Even assuming that it was an abuse of discretion, any error is harmless inasmuch as the testimony elicited during the State's primary case was sufficient to establish that H.W. was mentally ill and that either he was a threat to himself or others. Accordingly, we overrule issue seven.
Based upon our review of the record, we hold that the evidence is legally and factually sufficient to support the trial court's finding that H.W. is mentally ill and that as a result of his mental illness, he is likely to cause serious harm to himself or others. We further hold that H.W. has not shown that his counsel was ineffective during his temporary commitment hearing, nor that reopening the case for additional evidence is reversible error. The judgment of the trial court is affirmed.

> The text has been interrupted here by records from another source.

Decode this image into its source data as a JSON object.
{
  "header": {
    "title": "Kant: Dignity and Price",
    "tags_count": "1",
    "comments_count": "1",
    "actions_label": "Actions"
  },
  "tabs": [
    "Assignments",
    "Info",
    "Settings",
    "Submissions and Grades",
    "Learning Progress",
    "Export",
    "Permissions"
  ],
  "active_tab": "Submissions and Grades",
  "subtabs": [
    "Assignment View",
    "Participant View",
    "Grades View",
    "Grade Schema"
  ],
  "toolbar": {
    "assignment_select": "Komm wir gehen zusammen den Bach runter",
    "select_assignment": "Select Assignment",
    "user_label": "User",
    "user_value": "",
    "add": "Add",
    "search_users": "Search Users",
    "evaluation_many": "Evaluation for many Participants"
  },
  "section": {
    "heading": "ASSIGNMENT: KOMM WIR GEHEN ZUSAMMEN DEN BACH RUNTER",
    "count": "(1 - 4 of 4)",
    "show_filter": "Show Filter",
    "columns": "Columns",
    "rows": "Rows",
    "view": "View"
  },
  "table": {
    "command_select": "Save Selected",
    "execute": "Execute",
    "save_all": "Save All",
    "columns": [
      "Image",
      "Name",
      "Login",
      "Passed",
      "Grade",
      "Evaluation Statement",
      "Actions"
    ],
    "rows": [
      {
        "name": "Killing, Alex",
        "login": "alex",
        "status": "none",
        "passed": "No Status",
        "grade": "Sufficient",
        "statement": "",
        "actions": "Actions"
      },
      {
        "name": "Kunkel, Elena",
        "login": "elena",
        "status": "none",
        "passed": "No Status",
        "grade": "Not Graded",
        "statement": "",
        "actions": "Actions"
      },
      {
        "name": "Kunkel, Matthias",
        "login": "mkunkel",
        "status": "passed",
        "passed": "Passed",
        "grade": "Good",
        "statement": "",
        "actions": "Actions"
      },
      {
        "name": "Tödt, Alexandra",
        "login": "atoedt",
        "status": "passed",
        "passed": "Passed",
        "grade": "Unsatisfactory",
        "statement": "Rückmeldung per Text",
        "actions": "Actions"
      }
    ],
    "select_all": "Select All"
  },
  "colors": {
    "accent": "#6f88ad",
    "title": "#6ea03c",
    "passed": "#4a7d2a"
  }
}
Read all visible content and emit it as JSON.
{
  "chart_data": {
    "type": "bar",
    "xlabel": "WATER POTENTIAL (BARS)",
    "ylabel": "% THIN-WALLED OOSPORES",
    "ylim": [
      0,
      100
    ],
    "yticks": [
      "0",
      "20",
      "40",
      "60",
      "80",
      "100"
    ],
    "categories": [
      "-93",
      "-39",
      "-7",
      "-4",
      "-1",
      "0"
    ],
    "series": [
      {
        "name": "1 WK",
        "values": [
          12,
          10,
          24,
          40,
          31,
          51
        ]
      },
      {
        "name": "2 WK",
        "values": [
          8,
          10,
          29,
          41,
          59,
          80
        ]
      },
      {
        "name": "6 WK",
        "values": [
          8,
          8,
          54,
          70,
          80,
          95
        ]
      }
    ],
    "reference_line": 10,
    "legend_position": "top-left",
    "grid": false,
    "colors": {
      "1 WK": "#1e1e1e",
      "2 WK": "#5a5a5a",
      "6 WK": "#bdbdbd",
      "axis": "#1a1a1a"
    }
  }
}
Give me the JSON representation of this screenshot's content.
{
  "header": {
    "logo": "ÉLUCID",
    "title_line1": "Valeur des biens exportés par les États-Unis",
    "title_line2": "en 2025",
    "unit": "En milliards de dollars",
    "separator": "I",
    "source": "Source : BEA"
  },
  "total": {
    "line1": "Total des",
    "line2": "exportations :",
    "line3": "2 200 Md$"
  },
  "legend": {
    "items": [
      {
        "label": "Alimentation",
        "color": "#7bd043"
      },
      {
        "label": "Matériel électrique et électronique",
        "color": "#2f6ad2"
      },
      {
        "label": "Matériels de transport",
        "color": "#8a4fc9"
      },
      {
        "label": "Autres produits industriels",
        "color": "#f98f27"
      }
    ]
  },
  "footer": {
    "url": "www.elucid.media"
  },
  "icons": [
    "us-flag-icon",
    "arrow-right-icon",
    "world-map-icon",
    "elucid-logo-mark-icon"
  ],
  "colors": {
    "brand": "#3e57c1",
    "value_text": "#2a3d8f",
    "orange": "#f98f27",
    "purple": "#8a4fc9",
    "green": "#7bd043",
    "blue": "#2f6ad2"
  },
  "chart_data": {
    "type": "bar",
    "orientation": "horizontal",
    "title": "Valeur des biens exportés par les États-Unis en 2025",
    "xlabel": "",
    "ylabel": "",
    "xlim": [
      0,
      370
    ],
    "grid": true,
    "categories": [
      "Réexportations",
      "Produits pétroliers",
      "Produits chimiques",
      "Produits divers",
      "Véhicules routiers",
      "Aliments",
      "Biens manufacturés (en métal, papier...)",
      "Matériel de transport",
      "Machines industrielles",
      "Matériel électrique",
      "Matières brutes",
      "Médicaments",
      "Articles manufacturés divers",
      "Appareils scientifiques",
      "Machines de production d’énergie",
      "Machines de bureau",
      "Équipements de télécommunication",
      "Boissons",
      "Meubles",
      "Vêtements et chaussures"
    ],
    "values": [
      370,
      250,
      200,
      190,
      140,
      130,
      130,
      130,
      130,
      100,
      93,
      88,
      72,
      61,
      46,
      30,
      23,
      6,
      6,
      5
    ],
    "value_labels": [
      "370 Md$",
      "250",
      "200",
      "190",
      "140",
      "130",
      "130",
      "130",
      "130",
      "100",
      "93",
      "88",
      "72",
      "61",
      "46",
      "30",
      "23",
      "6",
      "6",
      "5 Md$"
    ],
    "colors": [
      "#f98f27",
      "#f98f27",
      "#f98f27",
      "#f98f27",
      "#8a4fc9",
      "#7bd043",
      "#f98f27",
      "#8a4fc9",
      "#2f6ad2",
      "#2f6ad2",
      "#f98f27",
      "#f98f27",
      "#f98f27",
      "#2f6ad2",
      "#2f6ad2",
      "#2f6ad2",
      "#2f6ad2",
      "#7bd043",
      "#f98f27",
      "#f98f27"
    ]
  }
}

Opinion delivered July 31, 2002.
Panel consisted of Gohmert, Jr., C.J., Worthen, J., and Griffith, J.
1. The ninety-day commitment period has expired, but this appeal is not moot. In State v. Lodge, 608 S.W.2d 910, 911 (Tex. 1980), the Texas Supreme Court held that the doctrine of mootness does not apply to appeals from involuntary commitments.
2. In his argument, H.W. refers to " 574.034, et seq." However, his argument pertains to the language of section 574.034 only.
3. The timetable the legislature created for appeals from orders requiring mental health services does not contemplate the filing of a motion for new trial. Johnstone v. State, 22 S.W.3d 408, 410 (Tex. 2000). However, a person who is receiving in-patient mental health services, whether voluntarily or court-ordered, may seek a writ of habeas corpus. Tex. Health & Safety Code Ann. 572.003(a) (Vernon Supp. 2002); Tex. Health & Safety Code Ann. 576.003 (Vernon 1992).